The Mugger El asaltante

The razor-sharp eye of Argentine director Pablo Fendrik carves its handheld way through The Mugger in proper caméra-stylo fashion—slicing into space and excising narrative elements with scalpel-like precision. The viewer never knows what propels Ramos (Arturo Goetz) to do what he does, and it’s only near the end of the film’s 67 brisk minutes that we even learn his name. (You may recall Goetz’s face from appearances in Lucrecia Martel’s The Holy Girl and Daniel Burman’s Family Law.)

A better translation of the original title, El Asaltante, would be “The Assailant”—the crimes Ramos commits are unlike those of your average mugger. His m.o. is unique, involving careful premeditation and victims who take him for someone else. With mild-mannered middle-aged decorum, he calmly insinuates himself into the administrative offices of private schools, posing as the concerned parent of a student. Then he politely instructs his unsuspecting prey to hand over all their cash. The minimal plotline hinges upon an accidental encounter (between robberies) with a young waitress. Her interaction with Ramos has a curious nuance that seems to hint at a filial, even paternal backstory—but the film never elucidates.
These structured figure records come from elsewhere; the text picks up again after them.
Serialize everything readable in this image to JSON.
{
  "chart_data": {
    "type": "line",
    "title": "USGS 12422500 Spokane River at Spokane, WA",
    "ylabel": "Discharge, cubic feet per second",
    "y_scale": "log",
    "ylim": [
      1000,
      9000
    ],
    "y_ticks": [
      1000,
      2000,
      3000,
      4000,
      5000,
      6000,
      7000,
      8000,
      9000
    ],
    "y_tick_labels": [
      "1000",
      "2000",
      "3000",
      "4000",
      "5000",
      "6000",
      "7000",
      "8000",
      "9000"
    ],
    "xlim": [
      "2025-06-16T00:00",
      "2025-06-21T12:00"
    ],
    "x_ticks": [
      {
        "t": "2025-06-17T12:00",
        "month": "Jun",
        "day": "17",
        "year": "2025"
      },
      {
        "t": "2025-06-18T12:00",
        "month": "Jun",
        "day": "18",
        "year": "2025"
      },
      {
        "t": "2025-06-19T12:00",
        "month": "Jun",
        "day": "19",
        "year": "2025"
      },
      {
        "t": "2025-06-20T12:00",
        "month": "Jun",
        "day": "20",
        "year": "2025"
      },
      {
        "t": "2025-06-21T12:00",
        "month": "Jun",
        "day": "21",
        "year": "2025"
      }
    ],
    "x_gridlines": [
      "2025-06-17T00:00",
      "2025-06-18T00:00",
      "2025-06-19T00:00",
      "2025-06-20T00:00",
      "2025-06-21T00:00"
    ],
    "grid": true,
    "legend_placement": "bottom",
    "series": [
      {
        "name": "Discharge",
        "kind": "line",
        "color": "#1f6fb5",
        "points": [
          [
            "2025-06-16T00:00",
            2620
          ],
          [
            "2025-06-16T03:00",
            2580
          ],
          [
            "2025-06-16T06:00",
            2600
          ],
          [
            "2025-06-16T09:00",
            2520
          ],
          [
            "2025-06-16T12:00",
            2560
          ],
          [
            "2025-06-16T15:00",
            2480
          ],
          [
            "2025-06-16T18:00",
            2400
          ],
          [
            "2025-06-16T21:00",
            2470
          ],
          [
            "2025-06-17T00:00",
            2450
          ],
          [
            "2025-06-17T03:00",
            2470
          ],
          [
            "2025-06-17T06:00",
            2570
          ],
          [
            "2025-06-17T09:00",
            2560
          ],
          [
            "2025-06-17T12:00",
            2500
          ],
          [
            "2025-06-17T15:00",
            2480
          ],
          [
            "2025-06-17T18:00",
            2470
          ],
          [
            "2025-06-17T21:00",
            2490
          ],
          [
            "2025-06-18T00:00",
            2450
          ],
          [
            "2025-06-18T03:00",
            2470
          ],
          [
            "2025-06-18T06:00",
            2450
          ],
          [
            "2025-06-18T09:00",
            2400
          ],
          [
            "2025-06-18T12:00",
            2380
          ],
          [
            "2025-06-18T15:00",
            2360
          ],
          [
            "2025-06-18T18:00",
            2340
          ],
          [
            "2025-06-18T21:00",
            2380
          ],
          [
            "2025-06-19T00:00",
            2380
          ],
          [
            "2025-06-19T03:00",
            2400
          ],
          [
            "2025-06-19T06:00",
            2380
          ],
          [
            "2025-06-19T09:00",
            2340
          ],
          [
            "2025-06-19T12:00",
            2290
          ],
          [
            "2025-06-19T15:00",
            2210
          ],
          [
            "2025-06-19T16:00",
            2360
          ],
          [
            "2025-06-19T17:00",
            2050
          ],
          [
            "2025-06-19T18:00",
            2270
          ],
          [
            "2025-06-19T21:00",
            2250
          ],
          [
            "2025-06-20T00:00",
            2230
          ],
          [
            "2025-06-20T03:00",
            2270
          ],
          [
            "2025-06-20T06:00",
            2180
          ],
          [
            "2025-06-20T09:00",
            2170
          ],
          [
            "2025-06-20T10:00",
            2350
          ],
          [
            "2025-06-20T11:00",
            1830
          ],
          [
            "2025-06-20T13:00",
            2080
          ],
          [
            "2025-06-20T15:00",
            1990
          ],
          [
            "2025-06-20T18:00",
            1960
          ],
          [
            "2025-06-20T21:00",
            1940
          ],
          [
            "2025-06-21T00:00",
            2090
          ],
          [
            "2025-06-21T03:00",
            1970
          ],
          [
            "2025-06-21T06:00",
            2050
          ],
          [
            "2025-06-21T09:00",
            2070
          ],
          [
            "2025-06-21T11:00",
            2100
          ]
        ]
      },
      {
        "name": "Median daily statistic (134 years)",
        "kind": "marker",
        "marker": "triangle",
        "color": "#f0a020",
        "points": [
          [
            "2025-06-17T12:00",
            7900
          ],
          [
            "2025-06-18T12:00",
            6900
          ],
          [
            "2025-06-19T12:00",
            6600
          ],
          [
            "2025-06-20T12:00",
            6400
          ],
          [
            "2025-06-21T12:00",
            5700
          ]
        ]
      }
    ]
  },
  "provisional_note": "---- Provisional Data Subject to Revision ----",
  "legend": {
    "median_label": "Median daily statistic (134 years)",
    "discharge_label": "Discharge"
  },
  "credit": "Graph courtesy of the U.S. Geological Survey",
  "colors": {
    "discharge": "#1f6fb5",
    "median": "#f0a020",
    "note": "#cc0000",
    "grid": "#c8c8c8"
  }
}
Ramos, like a shark, must keep moving. He’s a perfectly nice guy driven to commit perfectly criminal acts. When the film reveals his day job in a public school, a class dimension comes into play. Is he a modern-day Robin Hood? Does he have an axe to grind with the school-system elites of Buenos Aires? Fendrik doesn’t let on. He deliberately positions his antihero as a cipher, a mysterious vector traveling both through and against the current of modern life.

Artistry, as an academic wiseacre once put it, is in a fundamental sense defined by its gratuitousness. It needs no rasion d’être or justification. The same goes for Ramos: call him an artist of criminality at large in an art film. But he’s not looking for a museum. Just show him the way to the next admissions office.